Venezuela is in the throes of a deep humanitarian and economic crisis, following years of misrule that have led to hyperinflation, power blackouts, water outages, as well as dire shortages of food and medicine. A survey by three leading Venezuelan universities estimated 87 percent of households were living in poverty in 2017 while 64 percent of Venezuelans lost weight last year, 11.4 kilograms on average.
Nusret, who has close to 16 million Instagram followers, deleted several videos showing Maduro’s visit to the restaurant from Instagram shortly after posting them.
https://www.bloomberg.com/news/arti...-feasts-on-steak-cigars-at-nusr-et-restaurant
A Chinese naval ship has traveled to Venezuela for the first time, following a visit by President Nicolas Maduro to Beijing this month, where he had been looking to gain China's support for the Latin American nation's struggling economy.

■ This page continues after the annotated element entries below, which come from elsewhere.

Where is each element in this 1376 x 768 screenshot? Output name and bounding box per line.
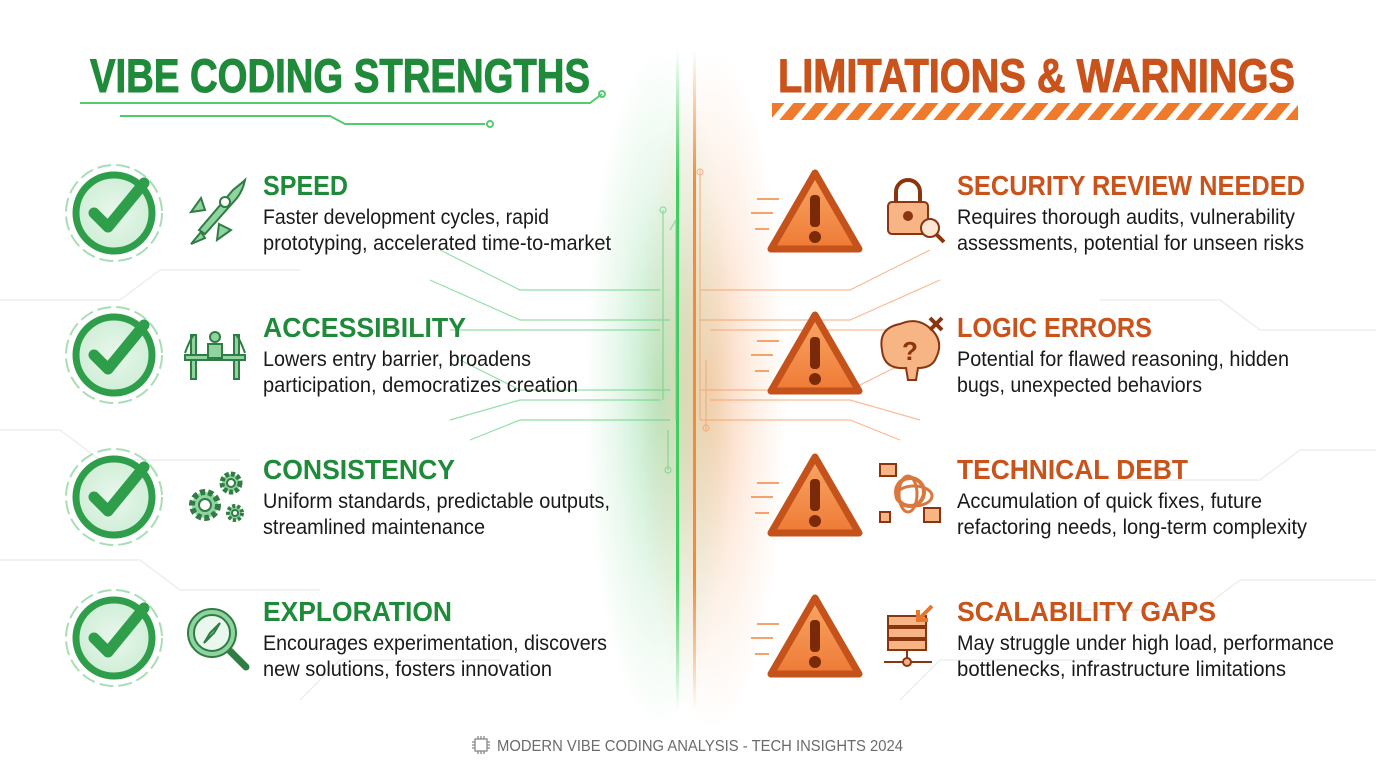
footer: MODERN VIBE CODING ANALYSIS - TECH INSIGHTS 2024 [497,738,903,755]
item: security: assessments, potential for unseen risks [957,232,1304,255]
icon: warning [751,457,859,533]
item: speed: prototyping, accelerated time-to-market [263,232,611,255]
item: technical debt: Accumulation of quick fixes, future [957,490,1262,513]
item: scalability: bottlenecks, infrastructure limitations [957,658,1286,681]
item: consistency: streamlined maintenance [263,516,485,539]
right title [772,49,1298,120]
left title: VIBE CODING STRENGTHS [90,49,590,102]
right items [751,170,1334,681]
icon: chip [472,736,490,754]
item: scalability: SCALABILITY GAPS [957,596,1216,627]
center divider glow [430,50,940,730]
icon: check [66,165,162,261]
item: logic errors: LOGIC ERRORS [957,312,1152,343]
item: logic errors [751,312,1289,397]
item: security: Requires thorough audits, vulnerability [957,206,1295,229]
icon: warning [751,598,859,674]
item: speed: Faster development cycles, rapid [263,206,549,229]
icon: compass magnifier [188,609,246,667]
item: exploration: new solutions, fosters innovation [263,658,552,681]
item: technical debt: TECHNICAL DEBT [957,454,1188,485]
icon: rocket [191,180,245,244]
icon: check [66,449,162,545]
icon: bridge [185,332,245,379]
item: technical debt [751,454,1307,539]
item: exploration: EXPLORATION [263,596,452,627]
item: scalability: May struggle under high load, performance [957,632,1334,655]
item: accessibility [66,307,578,403]
right title: LIMITATIONS & WARNINGS [778,49,1295,102]
icon: gears [192,474,242,520]
item: speed [66,165,611,261]
item: accessibility: participation, democratizes creation [263,374,578,397]
item: consistency [66,449,610,545]
item: security [751,170,1305,255]
left title [80,49,605,127]
item: speed: SPEED [263,170,348,201]
icon: tangled [880,464,940,522]
item: accessibility: Lowers entry barrier, broadens [263,348,531,371]
item: exploration [66,590,607,686]
item: consistency: CONSISTENCY [263,454,455,485]
item: security: SECURITY REVIEW NEEDED [957,170,1305,201]
icon: server [884,606,932,666]
icon: lock [888,180,944,242]
background circuit lines [0,270,1376,700]
left items [66,165,611,686]
item: scalability [751,596,1334,681]
item: consistency: Uniform standards, predictable outputs, [263,490,610,513]
item: exploration: Encourages experimentation, discovers [263,632,607,655]
icon: brain [881,318,942,380]
item: logic errors: bugs, unexpected behaviors [957,374,1202,397]
icon: brain: ? [902,336,918,366]
item: logic errors: Potential for flawed reasoning, hidden [957,348,1289,371]
icon: warning [751,173,859,249]
icon: warning [751,315,859,391]
icon: check [66,590,162,686]
item: accessibility: ACCESSIBILITY [263,312,466,343]
item: technical debt: refactoring needs, long-term complexity [957,516,1307,539]
icon: check [66,307,162,403]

The naval medical ship, known as the "Peace Ark", arrived on Saturday at the Venezuelan port of La Guaira for an eight-day period of "friendly visits" to the country, the official Xinhua news agency said on Sunday.
Maduro, whose leftist government is under fire in Venezuela as the economy struggles with a fifth year of recession and hyperinflation, visited China earlier in September. China's leaders pledged to help but made no reference to extending him new funds.
China has been a major backer of Venezuela over the years, with more than a decade of oil-for-loan agreements that helped China secure energy supplies for its fast-growing economy while bolstering an anti-U.S. ally in Latin America.
However, the flow of cash halted nearly three years ago, when Venezuela asked for a change of payment terms amid falling oil prices and declining crude output that pushed its state-led economy into a hyperinflationary collapse.
Venezuela's finance ministry said in July it would receive $250 million from the China Development Bank to boost oil production but offered no details. Venezuela previously accepted a $5 billion loan from China for its struggling oil sector but has yet to receive the entire amount.
Xinhua said that during the visit the Chinese commander of the ship would visit military and political officials and inspect Venezuelan military and medical facilities.